Alongside the launch of our report on collaborative problem-solving, we’re sharing five keys ways you can help support activities, in the classroom and at home, to help propel your kids forward on thier journey to becoming perfect problem-solvers.
In order to get the most out of group work, adults need to support and encourage rather than direct the group’s attempts to do the task. One of the main aims of promoting collaborative problem-solving is to encourage more self-regulation of learning and to allow children to be less reliant on their teacher or parent.
We encourage adults to circulate and monitor groups offering guidance. Where possible adults should make suggestions and ask open-ended questions, which encourage children to think for themselves.
Adults must also model and reinforce social and communication skills, which are equally important, in order for successful group work to take place. This may include intervening when groups are being dominated by one or more member or reminding them to ask what one another thinks and to take turns.
Teaching children effective group working skills take time. Children should be encouraged to take turns and share information and opinions.
Simple activities that require children to coordinate their actions by working on different aspects of the same task may be a good introduction. You can then move towards cooperative interaction, where pupils share information, opinions and explanations in order to instruct and help one another to reach a solution.
The end goal is collaborative interaction where pupils are able to work intellectually together to solve problems, make decisions, plan their work, analyse, synthesise and evaluate.
Research also suggests that collaborative problem-solving works best when everyone is given a role and feels individually accountable for their work. Where possible it is best to encourage students to assign their own roles but in some cases it may be necessary to allocate these for them.
However, roles should be carefully selected to ensure group members are equally involved. I.e. if someone is given a role such as chair, timekeeper or scribe they should also be able to be involved in the substantive aspects of the activity, such as group reasoning and discussion.
It is important that children have an understanding of what each role involves and are encouraged to work to their strengths where appropriate.
Studies have shown that tasks that are high in ambiguity are the most effective for collaborative group work. This is because they provide the need for shared reasoning and debate to solve problems and make decisions.
However, making a task too open too early on may leave children floundering. It therefore may be important, particularly early on, to structure tasks, splitting them into sub-activities.
It may be useful to begin by group brainstorming in order to collate and share ideas, in which each child has the chance to explain their viewpoint and understanding of the question. Setting time deadlines at the end of each sub-stage may be useful.
For a group to solve a problem, they must reach some kind of group consensus. This is easier said than done - it may take children time and practise to develop the social skills necessary to come to a resolution.

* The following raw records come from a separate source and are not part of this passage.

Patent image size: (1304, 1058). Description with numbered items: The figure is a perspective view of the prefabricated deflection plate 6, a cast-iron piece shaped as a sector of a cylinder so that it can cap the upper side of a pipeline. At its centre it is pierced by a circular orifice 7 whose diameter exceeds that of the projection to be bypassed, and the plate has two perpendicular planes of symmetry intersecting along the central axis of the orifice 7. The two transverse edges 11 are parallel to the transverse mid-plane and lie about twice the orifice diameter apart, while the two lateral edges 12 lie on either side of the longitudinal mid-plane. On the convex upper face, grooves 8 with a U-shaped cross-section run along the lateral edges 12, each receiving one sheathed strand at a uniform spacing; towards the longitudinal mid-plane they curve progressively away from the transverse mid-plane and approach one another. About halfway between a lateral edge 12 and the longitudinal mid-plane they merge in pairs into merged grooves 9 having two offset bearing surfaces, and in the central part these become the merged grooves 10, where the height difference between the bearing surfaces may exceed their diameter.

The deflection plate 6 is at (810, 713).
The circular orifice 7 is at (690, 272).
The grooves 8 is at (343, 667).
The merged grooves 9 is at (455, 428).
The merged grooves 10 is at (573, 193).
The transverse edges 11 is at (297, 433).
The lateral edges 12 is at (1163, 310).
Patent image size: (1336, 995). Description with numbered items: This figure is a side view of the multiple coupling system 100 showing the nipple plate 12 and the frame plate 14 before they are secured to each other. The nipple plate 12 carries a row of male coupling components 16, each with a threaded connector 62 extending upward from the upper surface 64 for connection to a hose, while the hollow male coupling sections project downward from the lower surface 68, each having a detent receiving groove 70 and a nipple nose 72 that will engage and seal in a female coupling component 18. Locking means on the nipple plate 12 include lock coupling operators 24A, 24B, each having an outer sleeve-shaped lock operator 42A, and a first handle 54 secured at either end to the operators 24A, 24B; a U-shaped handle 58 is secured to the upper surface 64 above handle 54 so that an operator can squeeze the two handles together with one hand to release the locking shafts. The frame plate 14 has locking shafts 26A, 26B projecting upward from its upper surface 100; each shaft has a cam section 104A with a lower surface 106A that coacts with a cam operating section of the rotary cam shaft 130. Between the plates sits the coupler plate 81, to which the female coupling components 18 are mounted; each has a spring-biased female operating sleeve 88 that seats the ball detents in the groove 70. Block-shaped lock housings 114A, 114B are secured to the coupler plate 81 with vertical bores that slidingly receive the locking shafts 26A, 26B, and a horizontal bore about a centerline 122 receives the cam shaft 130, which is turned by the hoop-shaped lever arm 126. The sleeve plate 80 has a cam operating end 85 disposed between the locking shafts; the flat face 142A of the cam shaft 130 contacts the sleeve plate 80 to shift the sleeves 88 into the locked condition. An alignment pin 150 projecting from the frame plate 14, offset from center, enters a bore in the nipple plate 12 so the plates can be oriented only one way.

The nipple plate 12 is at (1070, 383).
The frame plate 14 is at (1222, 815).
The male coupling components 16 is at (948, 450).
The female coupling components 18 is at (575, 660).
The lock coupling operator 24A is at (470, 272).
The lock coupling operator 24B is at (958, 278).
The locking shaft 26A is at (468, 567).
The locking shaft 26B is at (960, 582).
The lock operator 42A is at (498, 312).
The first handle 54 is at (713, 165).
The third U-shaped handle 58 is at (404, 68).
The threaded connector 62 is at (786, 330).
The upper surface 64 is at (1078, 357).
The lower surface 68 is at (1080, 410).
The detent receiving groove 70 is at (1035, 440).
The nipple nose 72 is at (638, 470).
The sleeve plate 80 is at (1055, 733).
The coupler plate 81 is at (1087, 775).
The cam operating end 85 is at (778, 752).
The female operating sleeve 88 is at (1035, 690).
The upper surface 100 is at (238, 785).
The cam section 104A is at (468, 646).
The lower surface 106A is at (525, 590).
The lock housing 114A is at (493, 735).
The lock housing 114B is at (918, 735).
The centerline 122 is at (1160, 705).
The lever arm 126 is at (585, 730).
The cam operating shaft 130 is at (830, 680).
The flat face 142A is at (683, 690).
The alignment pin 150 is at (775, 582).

Some conflict can be advantageous as long as group members are encouraged to explore each other’s reasoning with a view to coming to a consensus or compromise.
It may be useful to introduce ground rules or make it part of a chair’s role to mediate or allow children to have some time out to reflect upon their thoughts and feelings. If particular children are finding it difficult to work together it may be useful to see how they operate in another group.
It is useful to make group consensus a formal stage at the end of the activity, like the beginning where every group member is able to express their opinion.
These tips have been adapted from: SPRinG handbook (Baines, E., Blatchford, P., and Kutnick, P. (2016) ‘Promoting effective group work in the primary classroom: A handbook for teachers and practitioners.’ (2nd Edition). London: Routledge.)